A row has broken out in the Netherlands over a contract between one of the country’s top business schools and Royal Dutch Shell that appears to give the oil company influence over curricula and admissions.
The Rotterdam School of Management, part of Erasmus University Rotterdam, is also accused of failing to declare that it was paid more than €300,000 (£259,000) by Shell to produce a report that recommended lowering corporate tax rates to stop multinational companies moving abroad.
The revelations are part of a wide-ranging report – which the school has dismissed as “tendentious”, “biased” and containing factual errors – by the environmental thinktank Changerism that investigates the links between fossil fuel companies and the school.
It has triggered calls in the Dutch Parliament for a debate about links between fossil fuel companies and universities.
Using freedom of information legislation, Changerism uncovered a contract, signed in 2012, that was designed to boost ties between the school and Shell. It commits to establishing a steering group of professors and Shell company managers to “potentially influence the design of the RSM curricula and the profile of students who attend the BSc/MSc/MBA programmes”.
Further, it allows Shell to select “experts” as speakers, “who will contribute to the students’ understanding of Shell”. It also states that “ideally, Shell would be able and willing to feature in the master’s courses of the seven MSc programmes” that the oil company was particularly interested in recruiting from.
In response, a statement released by the school says that “companies have no say in education or research”. “Neither Shell nor any other company plays a formal part” in creating curricula, it says.

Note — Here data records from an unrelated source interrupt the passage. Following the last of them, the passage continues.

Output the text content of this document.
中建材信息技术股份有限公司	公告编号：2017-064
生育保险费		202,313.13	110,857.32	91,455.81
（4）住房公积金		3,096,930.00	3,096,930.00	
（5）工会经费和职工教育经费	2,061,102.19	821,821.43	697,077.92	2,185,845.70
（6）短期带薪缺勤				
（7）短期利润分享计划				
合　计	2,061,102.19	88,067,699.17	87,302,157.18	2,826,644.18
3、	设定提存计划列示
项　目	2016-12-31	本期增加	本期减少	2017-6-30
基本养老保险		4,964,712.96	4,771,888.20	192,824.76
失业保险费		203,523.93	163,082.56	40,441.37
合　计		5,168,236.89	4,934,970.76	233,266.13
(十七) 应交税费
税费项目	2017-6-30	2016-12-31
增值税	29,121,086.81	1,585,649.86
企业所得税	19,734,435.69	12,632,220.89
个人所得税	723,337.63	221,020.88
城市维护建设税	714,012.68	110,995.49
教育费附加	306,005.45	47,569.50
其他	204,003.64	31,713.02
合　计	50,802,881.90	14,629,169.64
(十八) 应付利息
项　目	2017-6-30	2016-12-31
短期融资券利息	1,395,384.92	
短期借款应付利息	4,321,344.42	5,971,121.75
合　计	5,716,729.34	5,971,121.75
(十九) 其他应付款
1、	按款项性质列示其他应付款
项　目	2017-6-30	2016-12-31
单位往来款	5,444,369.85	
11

The school adds that “of course, external organisations and stakeholders are involved during the accreditation process and programme evaluations”. A spokeswoman told Times Higher Education that the contract promising Shell “influence” over curricula was “unfortunate phrasing”.
Another of the report’s accusations is that, in 2009, the school carried out a consultation project that looked at the Netherlands’ attractiveness as a base for the headquarters of multinational companies. Shell paid more than €300,000 towards the research, the report claims, but this was never disclosed. The project recommended that the country cut taxes to prevent multinationals moving abroad. Shell is headquartered in the Netherlands.
The school’s spokeswoman said that an independent commission would examine the claims in the report, A Pipeline of Ideas: How the Rotterdam School of Management Facilitates Climate Change by Collaborating with the Fossil Fuel Industry. The school would also make contracts with companies available online, she added.
Changerism argues that any links with the oil industry make RSM “complicit” in climate change – an issue of direct relevance to the institution, it observes, pointing out that Erasmus University’s campus is below sea level.
The report blames public funding cuts, and a pursuit of business school rankings that reward high graduate salaries, for creating an environment that increased the pressure for such links.
A Shell spokesman referred THE to the school’s statement.